Ruanda: um exemplo africano, 17 anos depois do genocídio
7 de abril de 2011No dia 7 de abril de 1994, começaram as matanças no pequeno país da África centro-oriental. Membros da etnia majoritária hutu massacraram cerca de 800 mil membros da etnia minoritária tutsi. 17 anos depois do genocídio, o presidente Paul Kagame propaga o Ruanda como exemplo na África.
“O balanço desses 17 anos é positivo, alcançamos resultados satisfatórios. O governo se esforçou muito para criar união e reconciliação. Não conhecemos mais tutsis ou hutus por aqui. Todos somos ruandeses. Não há diferenças”, afirmou por telefone à Deutsche Welle, Florent Janvier, o secretário-geral da Ibuka, uma associação em prol das vítimas dos massacres em Kigali, a capital do Ruanda.
Em público, o único termo étnico que se pode usar no pequeno país da África centro-oriental é Banyarwanda: ou seja, ruandeses. As definições Tutsi e Hutu são proibidas.

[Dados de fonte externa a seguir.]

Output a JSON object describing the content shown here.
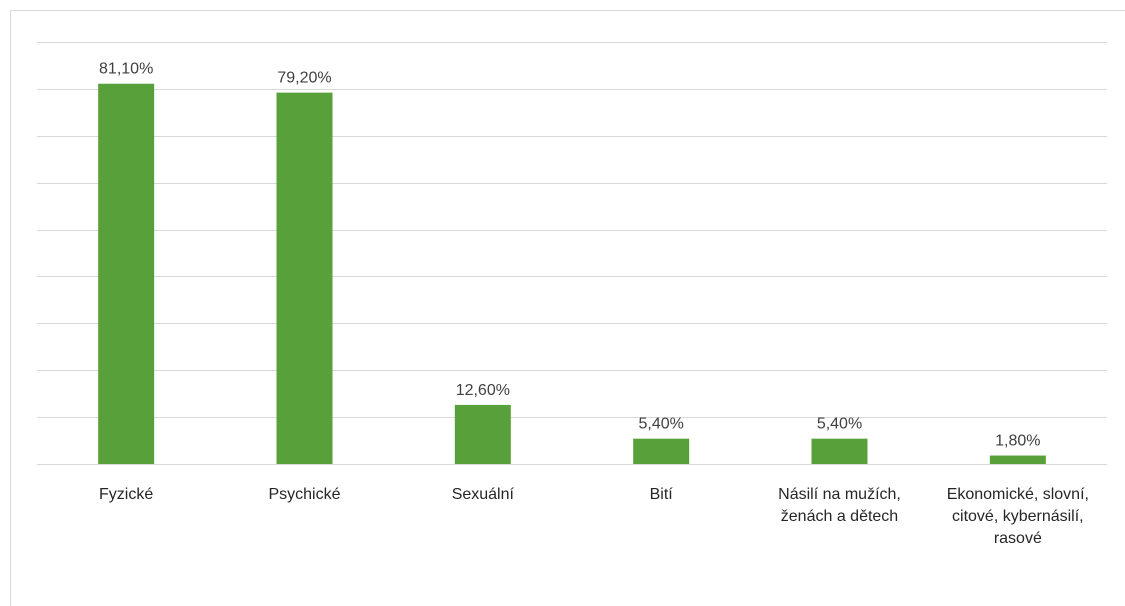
{
  "chart_data": {
    "type": "bar",
    "categories": [
      "Fyzické",
      "Psychické",
      "Sexuální",
      "Bití",
      "Násilí na mužích, ženách a dětech",
      "Ekonomické, slovní, citové, kybernásilí, rasové"
    ],
    "values": [
      81.1,
      79.2,
      12.6,
      5.4,
      5.4,
      1.8
    ],
    "value_labels": [
      "81,10%",
      "79,20%",
      "12,60%",
      "5,40%",
      "5,40%",
      "1,80%"
    ],
    "color": "#57a03a",
    "ylim": [
      0,
      90
    ],
    "yticks": [
      0,
      10,
      20,
      30,
      40,
      50,
      60,
      70,
      80,
      90
    ],
    "grid": true
  }
}
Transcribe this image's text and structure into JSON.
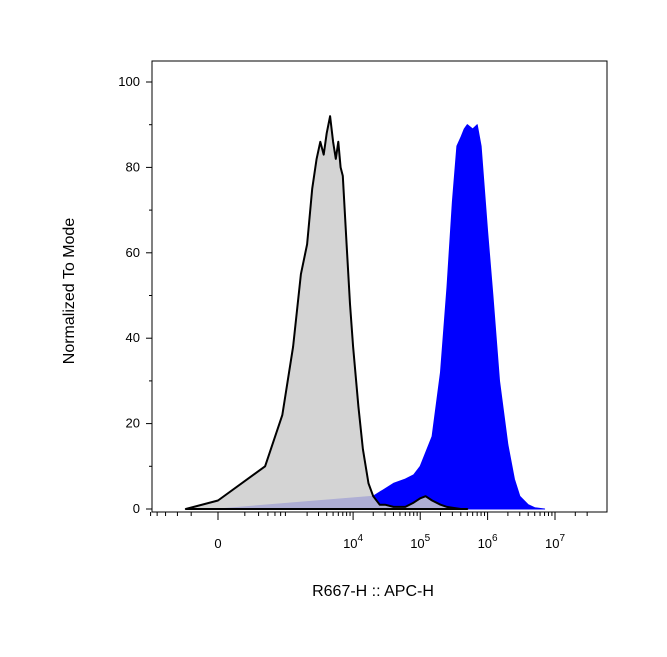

Hierarquia dos crimes impede reconciliação social, diz analista
Mas também há especialistas que veem o processo de reconciliação com um olhar crítico. Julia Viebach, por exemplo, é colaboradora do Centro para Pesquisas de Conflitos na Universidade de Marburg. Ela elogia o fato de o governo ruandês ter contribuído para a reconciliação. Mas há um porém: „Existe um problema social: no discurso oficial do governo, os hutus são designados como os criminosos, e os tutsi são as vítimas, o que cria uma hierarquia. E esse tipo de hierarquia não pode levar a uma reconciliação social“, avalia Viebach.
O que não fica sempre claro é que muitos dos autores do genocídio eram hutus. Mas também houve hutus que defenderam tutsis e que também acabaram se tornando vítimas dos massacres.
O presidente Paul Kagame louva os progressos do próprio país, dizendo que é um exemplo africano. Kagame, de 54 anos, criou a Frente Patriótica do Ruanda, que nas origens era um grupo rebelde. Em 1994, Kagame assumiu o poder no Ruanda, desde 2000 ele é presidente de fato no país.
“Exemplo africano” tem fissuras na fachada
Do ponto de vista social e econômico, o Ruanda é um exemplo para países africanos, em muitos setores. Em 2010, a taxa de crescimento atingiu 8%, graças a reformas liberais do governo.
A especialista Julia Viebach disse à Deutsche Welle que as reformas políticas foram as responsáveis pelo impulso econômico do Ruanda, uma vez que alguns processos de investimentos foram facilitados. Ou seja: as empresas são criadas rapidamente, e a corrupção é comprovadamente combatida no país.
Além disso, a nação das colinas recebe apoio generoso da comunidade internacional, o que resultou em sucessos no combate à malária e ao analfabetismo. 90% da população também tem seguro-saúde.
Apesar disso, crescem as críticas à postura política de Paul Kagame. “A liberdade de imprensa e de expressão são muito restritas”, diz Julia Viebach. “Existe uma sociedade civil, mas esta não é independente. A sociedade civil ainda é fiel ao governo. Caso contrário, não haveria sociedade civil. Um fator revelador foram as eleições presidenciais do ano passado, que Paul Kagame venceu com mais de 90% dos votos”, exemplifica a especialista alemã. “Antes das eleições, a oposição foi descartada de diferentes maneiras, o que faz com que o país não possa se desenvolver democraticamente”.
Em fevereiro, o Supremo Tribunal do Ruanda condenou um opositor a quatro anos de prisão, alegando que ele tinha colocado em risco a segurança nacional. A organização de direitos humanos Human Rights Watch avaliou a condenação como revés para a liberdade de expressão e a democracia no país.
Durante a campanha presidencial, o político de oposição André Kagwa Rwisereka, diretor interino do Partido Verde, foi assassinado. A polícia falou em assalto seguido de homicídio. Mas especialistas estrangeiros e defensores de direitos humanos desconfiam de um ato político.